Ini ditandai dengan diberlakukannya UU No. 40 Tahun 1999. Kreatifitas yang pada
rezim Orde Baru begitu dikekang, kini bisa dengan bebas mewarnai dunia pers
Indonesia. Selain itu, sistem sosial politik berubah. Rakyat yang sebelumnya sangat
terbelenggu, menjadi bebas bahkan terkesan liar. Ibarat kuda lepas dari
kandangnya. Tingkat partisipasi rakyat mencapai titik kulminasi tertinggi pada
era ini. Orang-orang bebas mengemukakan pendapatnya di muka umum dengan
mengatasnamakan demokrasi dan Hak Asasi Manusia.
Hal ini juga dipengaruhi oleh sistem komunikasi yang
pada era ini merupakan sistem komunikasi terbuka sehingga sesuai harapan ideal masyarakat.

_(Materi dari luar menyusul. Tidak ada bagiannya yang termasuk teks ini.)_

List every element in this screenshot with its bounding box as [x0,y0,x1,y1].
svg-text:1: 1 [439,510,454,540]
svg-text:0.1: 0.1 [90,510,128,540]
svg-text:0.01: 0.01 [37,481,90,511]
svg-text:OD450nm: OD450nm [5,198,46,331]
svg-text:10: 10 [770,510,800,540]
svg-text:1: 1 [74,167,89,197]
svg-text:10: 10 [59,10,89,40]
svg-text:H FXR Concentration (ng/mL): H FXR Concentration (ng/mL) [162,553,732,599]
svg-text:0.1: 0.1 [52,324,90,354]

Setelah ini, justru ibarat “kuda lepas dari kandang”. Media massa
harus diberikan ruang bebas yang cukup agar bisa mengalokasikan kepentingan
masyarakat dan pemerintah secara baik. Namun apakah sesuai dengan sistem
komunikasi yang dianut Indonesia, yaitu sistem komunikasi bebas bertanggung
jawab dan sesuai dengan hak-hak asasi manusia? Jawabannya jelas tidak.
Setiap orang berhak mengemukakan pendapatnya, karena
negara kita merupakan negara yang demokratis dan karena itu merupakan hak
setiap manusia yang telah diatur dalam UUD 1945 maupun dalam Deklarasi
Universal tentang Hak Asasi Manusia yang telah disetujui dan diumumkan oleh
Resolusi Majelis Umum PBB tanggal 10 Desember 1948. Namun pada praktiknya tetap
harus bertanggung jawab terhadap apa yang telah disampaikan. Harus disesuaikan
dengan batasan-batasan yang telah diberikan negara Indonesia baik menurut
Pancasila, UUD 1945, UU No. 39 Tahun 1999 tentang HAM maupun UU Pokok Pers
Nomor 40 Tahun 1999. Semuanya harus sinkron.
Pada nyatanya, kini proses penegakan HAM di
Indonesia masih dihadapi oleh berbagai kendala. Namun, proses demokratisasi
yang terjadi setelah tumbangnya kekuasaan Orde Baru telah memberi harapan yang
besar bagi kita agar pengakuan dan perlindungan terhadap hak asasi manusia
dapat ditegakkan. Beberapa kejadian pelanggaran Hak Asasi Manusia di Indonesia
menunjukkan perlunya pemahaman Hak Asasi Manusia tidak sebatas karena hak itu
dimiliki oleh semua manusia, namun juga pelayanan terhadap hak itu perlu
dilakukan oleh semua manusia. Kita dapat mencermati bahwa dalam lingkungan sosial kita
terdapat beberapa hambatan yang bersifat structural. Walau demikian
hambatan tersebut sepatutnya tidak membuat semangat kita untuk menegakkan hak
asasi manusia menjadi surut.
Dari faktor-faktor yang menjadi hambatan dalam
penegakkan hak asasi manusia tersebut, mari kita upayakan sedikit demi sedikit untuk
dikurangi (eliminasi), demi terwujudnya hak asasi manusia yang baik, mulailah
dari diri kita sendiri untuk belajar menghormati hak-hak orang lain. Kita harus
terus berupaya untuk menyuarakan tetap tegaknya hak asasi manusia, agar harkat
dan martabat yang ada pada setiap manusia sebagai anugerah Tuhan Yang Maha Esa
tetap terpelihara dalam sebaik-baiknya.